Sinclair has withdrawn three station sales to third parties with ties to the company in hopes it will resolve FCC issues with the Tribune deal.
Sinclair said it was doing so in response to press reports of issues with those stations and not from an FCC document outlining the issues.
FCC chairman Ajit Pai this week circulated an order designating parts of the deal for a hearing before an FCC judge, saying that some of the station spinoffs appeared to be illegal.
Sinclair has maintained it was within FCC regs, but Wednesday (July 18) said it was resubmitting the deal yet again, withdrawing the pending divestitures of KDAF-TV Dallas and KIAH Houston to Cunningham Broadcasting and Tribune's WGN to WGN-TV LLC.
It said it would put the Dallas and Houston stations in a trust for sale to another party after the deal closing, while Sinclair says it will hold on to WGN instead of sell it, "which is, and has always been, fully permissible under the national ownership cap," Sinclair said. It als said the deal would be under the 39% audience reach cap (38.86% with the UHF discount) even retaining WGN.
Sinclair’s ownership of WGN-TV complies with theLocal TelevisionMultiple Ownership Rule and the Radio-Television-Cross-Ownership Rule becauseSinclair does not currently own any TV stations in the Chicagomarket and will acquire one radio station in connection with the merger transaction," Sinclair told the FCC in its notice of the deal revision.
The company also reiterated it had done nothing wrong--the FCC hearing order used terms like "lack of candor" and "misrepresentation," according to a source who has seen the document.

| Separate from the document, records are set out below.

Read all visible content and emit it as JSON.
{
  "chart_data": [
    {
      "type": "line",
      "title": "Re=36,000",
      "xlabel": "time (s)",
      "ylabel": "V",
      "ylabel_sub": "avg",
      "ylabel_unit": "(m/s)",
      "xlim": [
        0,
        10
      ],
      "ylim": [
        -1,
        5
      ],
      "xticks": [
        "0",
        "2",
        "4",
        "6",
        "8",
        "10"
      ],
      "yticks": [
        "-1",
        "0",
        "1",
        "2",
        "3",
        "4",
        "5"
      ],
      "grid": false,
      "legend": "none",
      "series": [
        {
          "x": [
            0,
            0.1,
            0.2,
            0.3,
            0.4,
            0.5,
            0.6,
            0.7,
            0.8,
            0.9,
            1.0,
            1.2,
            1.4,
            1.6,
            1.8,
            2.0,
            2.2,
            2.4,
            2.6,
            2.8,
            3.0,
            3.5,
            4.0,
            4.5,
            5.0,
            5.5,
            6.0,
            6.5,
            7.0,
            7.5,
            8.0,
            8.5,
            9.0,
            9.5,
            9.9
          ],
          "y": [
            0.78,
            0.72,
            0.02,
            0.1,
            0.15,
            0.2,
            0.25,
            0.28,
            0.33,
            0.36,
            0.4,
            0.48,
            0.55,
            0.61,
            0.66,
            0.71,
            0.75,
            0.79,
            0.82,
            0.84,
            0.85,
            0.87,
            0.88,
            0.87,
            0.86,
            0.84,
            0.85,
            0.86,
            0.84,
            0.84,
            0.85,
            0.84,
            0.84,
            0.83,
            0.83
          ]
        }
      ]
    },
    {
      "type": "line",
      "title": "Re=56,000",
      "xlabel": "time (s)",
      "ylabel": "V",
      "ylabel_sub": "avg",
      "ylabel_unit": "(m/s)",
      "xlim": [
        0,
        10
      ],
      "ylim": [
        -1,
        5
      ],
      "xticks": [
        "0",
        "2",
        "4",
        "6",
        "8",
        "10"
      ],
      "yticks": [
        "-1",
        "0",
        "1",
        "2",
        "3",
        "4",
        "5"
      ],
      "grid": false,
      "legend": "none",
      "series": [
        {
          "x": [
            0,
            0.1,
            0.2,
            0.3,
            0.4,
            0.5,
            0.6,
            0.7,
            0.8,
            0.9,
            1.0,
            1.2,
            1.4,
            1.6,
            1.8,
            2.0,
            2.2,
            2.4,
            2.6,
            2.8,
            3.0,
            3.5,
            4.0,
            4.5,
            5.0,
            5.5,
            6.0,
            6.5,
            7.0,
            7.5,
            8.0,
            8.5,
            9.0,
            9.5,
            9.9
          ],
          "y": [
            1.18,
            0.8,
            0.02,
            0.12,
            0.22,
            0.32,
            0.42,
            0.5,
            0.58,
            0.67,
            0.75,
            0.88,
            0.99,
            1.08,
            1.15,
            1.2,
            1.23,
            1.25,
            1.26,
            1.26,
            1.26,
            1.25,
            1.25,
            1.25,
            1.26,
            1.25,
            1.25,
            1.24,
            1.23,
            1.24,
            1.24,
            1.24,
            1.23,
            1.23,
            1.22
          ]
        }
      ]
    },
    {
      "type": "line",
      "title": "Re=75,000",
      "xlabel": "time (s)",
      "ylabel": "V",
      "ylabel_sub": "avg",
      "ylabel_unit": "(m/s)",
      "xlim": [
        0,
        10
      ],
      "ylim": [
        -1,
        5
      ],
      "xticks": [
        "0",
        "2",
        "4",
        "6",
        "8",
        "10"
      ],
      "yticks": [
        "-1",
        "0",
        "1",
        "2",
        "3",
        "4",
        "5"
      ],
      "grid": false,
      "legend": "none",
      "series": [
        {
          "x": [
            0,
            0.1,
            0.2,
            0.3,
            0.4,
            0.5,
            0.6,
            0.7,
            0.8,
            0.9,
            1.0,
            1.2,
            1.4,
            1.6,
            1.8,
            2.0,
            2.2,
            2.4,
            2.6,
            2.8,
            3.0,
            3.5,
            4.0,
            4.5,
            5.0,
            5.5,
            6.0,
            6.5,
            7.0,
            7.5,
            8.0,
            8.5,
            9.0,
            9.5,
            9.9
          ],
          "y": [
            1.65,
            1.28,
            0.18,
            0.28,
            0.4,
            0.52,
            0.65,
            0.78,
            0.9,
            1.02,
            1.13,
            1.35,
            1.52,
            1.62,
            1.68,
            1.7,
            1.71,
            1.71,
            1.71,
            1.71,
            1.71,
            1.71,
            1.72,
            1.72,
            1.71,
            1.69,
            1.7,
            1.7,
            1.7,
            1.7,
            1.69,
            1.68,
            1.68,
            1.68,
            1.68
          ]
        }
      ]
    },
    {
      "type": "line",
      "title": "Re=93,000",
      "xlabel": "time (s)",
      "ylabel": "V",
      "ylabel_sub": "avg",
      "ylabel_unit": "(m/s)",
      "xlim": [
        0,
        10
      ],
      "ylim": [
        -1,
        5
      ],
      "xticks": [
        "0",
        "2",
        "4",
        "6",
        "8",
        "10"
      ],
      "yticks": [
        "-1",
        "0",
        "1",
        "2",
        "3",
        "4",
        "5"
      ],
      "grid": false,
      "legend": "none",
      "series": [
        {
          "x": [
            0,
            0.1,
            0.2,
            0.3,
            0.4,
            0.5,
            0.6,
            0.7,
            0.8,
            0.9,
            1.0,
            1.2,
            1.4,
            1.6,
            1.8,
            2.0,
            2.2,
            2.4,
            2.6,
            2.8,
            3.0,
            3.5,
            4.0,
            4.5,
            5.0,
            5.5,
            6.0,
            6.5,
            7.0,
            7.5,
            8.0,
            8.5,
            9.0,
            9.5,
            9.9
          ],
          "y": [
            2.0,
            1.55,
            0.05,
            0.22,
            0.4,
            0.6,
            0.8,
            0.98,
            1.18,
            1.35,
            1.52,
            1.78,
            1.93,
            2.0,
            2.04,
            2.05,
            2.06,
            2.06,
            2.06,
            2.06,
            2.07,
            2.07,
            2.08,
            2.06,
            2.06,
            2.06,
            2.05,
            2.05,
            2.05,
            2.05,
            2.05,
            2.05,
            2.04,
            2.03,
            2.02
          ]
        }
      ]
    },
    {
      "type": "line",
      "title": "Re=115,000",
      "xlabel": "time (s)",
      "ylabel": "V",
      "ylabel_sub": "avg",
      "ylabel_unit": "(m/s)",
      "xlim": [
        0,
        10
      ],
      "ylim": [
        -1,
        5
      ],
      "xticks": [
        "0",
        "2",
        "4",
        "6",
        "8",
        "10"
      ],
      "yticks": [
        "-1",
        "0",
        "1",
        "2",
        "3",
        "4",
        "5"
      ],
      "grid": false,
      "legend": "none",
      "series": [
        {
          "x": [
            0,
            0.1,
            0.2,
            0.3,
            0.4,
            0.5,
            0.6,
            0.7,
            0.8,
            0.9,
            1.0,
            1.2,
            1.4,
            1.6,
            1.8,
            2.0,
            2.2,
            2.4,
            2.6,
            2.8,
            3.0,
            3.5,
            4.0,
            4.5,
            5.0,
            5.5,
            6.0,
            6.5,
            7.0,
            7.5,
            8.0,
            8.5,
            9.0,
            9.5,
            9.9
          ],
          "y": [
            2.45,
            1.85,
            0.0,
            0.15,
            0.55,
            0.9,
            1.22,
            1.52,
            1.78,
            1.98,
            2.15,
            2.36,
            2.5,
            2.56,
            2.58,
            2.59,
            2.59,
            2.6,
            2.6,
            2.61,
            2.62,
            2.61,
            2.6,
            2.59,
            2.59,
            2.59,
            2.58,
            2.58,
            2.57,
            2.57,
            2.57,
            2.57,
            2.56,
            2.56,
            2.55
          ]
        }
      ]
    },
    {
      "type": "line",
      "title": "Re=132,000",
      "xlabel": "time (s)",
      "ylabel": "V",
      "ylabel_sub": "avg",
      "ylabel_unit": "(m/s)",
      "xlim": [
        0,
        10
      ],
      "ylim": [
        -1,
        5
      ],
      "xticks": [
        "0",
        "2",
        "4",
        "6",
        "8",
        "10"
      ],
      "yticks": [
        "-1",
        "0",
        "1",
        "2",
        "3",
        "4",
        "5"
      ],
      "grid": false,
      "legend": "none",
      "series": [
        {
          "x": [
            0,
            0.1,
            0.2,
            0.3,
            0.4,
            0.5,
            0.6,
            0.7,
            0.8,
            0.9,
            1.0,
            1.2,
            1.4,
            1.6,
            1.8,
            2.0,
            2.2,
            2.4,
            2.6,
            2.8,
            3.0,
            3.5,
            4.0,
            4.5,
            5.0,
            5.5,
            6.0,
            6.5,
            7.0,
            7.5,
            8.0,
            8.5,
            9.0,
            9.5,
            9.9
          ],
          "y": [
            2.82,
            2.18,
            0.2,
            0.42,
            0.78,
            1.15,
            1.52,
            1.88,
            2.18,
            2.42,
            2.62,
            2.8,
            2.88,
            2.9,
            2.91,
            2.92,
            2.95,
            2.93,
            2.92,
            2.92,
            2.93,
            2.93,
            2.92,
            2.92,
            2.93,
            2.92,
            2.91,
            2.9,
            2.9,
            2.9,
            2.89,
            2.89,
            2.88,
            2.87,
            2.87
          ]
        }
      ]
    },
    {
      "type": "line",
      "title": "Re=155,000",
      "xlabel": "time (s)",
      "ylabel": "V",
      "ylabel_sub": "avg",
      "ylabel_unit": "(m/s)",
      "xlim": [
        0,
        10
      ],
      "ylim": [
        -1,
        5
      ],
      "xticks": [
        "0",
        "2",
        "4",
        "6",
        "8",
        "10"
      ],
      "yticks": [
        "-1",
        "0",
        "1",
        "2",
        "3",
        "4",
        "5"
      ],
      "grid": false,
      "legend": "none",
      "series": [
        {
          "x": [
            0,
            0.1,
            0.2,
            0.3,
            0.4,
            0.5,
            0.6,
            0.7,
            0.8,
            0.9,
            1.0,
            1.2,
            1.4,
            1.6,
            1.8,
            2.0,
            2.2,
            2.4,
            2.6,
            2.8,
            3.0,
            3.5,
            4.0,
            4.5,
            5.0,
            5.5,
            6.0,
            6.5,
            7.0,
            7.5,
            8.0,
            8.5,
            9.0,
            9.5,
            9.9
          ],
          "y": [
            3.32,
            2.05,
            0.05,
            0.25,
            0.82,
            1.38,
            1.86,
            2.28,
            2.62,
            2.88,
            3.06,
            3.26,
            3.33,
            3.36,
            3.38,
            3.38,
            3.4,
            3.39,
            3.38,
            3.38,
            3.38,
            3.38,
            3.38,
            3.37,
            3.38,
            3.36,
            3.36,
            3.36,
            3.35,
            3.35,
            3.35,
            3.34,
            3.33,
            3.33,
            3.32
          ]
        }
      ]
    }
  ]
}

In announcing the order, Pai had said: "The evidence we’ve received suggests that certain station divestitures that have been proposed to the FCC would allow Sinclair to control those stations in practice, even if not in name, in violation of the law."
"Sinclair, at no time have we withheld information or misled the FCC in any manner whatsoever with respect to the relationships or the structure of those relationships proposed as part of the Tribune acquisition. Any suggestion to the contrary is unfounded and without factual basis," the company said.
Sinclair signaled that this, its sixth version of the deal, should be the charm.
"There can be no question regarding misrepresentation or character given that Sinclair has fully disclosed all terms of all aspects of the transactions it has proposed. The FCC’s reported concerns with sales to certain parties have been eliminated in light of the withdrawals of the applications relating to Dallas, Houston and Chicago. Accordingly, we call upon the FCC to approve the modified Tribune acquisition in order to bring closure to this extraordinarily drawn-out process and to provide certainty to the thousands of Tribune employees who are looking for closure."
"Earlier this week, I commended FCC Chairman Ajit Pai for his fairness and integrity for recommending action against Sinclair. I strongly urge him to stick to his and the FCC’s plan to move this merger to a hearings phase so that the disputed matters can be fully resolved by an independent judge," said Newsmax CEO Chris Ruddy, a vocal opponent of the deal in both previous and current forms.
“Three FCC Commissioners have voted to send Sinclair’s transaction to an Administrative Law Judge because they suspect that Sinclair has lied about it," said American Cable Association President Matt Polka. "Sinclair can’t rescue this Titanic by shuffling the deck chairs.”